Auteur supérieur d'étude, Sun de Yan-Bande de l'Académie des sciences chinoise.

Démanger peut être déclenché par un large éventail de causes, y compris des réactions allergiques, des dermatoses, des produits chimiques irritants, des parasites, des maladies, la grossesse, et des traitements contre le cancer. Le cycle de démangeaison-éraflure peut de manière significative nuire la qualité de vie et mener à la peau sérieuse et aux lésions tissulaires. Les études récentes ont recensé des sous-types spécifiques de neurones dans le circuit spinal de démangeaison, y compris les cellules qui expriment le récepteur de gastrine-relâchement de peptide (GRPR). Mais relativement peu est connu au sujet des régions du cerveau impliquées dans le traitement de démangeaison. Exposez au soleil et son équipe a soupçonné que le gris periaqueductal pourrait être impliqué, en partie dû à son rôle critique et réputé en traitant l'information sensorielle relative telle que la douleur.

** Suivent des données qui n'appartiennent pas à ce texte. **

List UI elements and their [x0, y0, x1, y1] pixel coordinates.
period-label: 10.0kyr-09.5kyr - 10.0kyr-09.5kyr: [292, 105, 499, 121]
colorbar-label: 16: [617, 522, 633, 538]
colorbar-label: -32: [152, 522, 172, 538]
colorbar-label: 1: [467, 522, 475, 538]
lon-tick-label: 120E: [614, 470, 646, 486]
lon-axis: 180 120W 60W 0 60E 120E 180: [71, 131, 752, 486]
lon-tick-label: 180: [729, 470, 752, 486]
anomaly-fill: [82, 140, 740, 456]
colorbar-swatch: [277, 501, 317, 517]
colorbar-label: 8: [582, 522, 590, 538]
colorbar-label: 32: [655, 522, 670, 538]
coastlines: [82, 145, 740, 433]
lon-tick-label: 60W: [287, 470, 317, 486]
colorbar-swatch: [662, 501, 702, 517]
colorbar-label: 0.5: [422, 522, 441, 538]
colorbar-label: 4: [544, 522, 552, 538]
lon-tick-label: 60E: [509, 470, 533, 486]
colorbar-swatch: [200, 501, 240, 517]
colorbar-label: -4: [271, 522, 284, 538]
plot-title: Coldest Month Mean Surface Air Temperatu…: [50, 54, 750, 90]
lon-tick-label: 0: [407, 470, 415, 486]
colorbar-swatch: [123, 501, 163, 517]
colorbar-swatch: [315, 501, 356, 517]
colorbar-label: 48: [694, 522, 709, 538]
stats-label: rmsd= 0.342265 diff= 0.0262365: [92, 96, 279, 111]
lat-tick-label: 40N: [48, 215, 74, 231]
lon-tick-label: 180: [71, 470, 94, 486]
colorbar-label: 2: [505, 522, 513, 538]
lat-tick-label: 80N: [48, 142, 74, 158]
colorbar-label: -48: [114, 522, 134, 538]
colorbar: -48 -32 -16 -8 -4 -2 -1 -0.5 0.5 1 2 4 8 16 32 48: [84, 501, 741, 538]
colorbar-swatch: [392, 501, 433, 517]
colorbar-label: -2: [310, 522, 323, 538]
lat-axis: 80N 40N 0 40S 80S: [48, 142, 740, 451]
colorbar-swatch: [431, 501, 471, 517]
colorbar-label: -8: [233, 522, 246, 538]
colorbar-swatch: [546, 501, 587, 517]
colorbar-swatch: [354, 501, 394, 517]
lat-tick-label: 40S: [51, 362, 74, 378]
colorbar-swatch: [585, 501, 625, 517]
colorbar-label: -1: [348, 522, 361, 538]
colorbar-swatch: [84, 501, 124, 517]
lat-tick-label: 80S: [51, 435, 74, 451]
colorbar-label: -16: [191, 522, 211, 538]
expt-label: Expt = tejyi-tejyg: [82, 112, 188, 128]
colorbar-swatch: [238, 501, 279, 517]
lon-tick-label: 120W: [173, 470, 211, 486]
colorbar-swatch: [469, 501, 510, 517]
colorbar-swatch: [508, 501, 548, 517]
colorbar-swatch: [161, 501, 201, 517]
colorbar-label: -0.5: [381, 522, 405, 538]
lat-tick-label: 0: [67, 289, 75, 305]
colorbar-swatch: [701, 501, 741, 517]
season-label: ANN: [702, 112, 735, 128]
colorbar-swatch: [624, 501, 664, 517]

Dans l'étude neuve, les chercheurs d'abord enregistrés des neurones gris periaqueductal chez les souris librement mobiles qui étaient induites pour rayer par des injections avec de l'histamine ou une chloroquine appelée de médicament antimalarique. le comportement de éraflure Démangeaison-induit a suivi l'activité d'un ensemble spécifique de neurones qui produisent un glutamate appelé et un tachykinin appelé 1 (Tac1) de neurotransmetteur de neuropeptide. Quand les chercheurs ont enlevé les neurones de Tac1-expressing, l'éraflure démangeaison-induite a diminué de manière significative. En revanche, la stimulation de ces neurones a déclenché le comportement de éraflure spontané, même sans histamine ou chloroquine, en activant les neurones de GRPR-expression dans le circuit spinal de démangeaison.

Le Sun indique peu est connu au sujet de la façon dont le circuit de démangeaison a évolué, en dépit de son importance pour la survie des animaux.

Démangez les jeux de sensation une fonction clé en trouvant des substances nocives, particulièrement ceux qui ont fixé à la peau. Pendant que le démangeaison mène à rayer le comportement, ceci permet à l'animal de se débarasser des substances nocives. Dans certains cas, la lésion provoquée par l'éraflure peut évoquer les réactions immunitaires intenses, qui pourraient aider à combattre les substances envahies. »

Sun de Yan-Bande

Dans de futures études, le Sun et son équipe planification pour vérifier que des molécules dans les neurones gris periaqueductal de Tac1-expressing peuvent être visé par des médicaments. Ils rechercheront également d'autres noeuds dans le réseau du démangeaison du cerveau.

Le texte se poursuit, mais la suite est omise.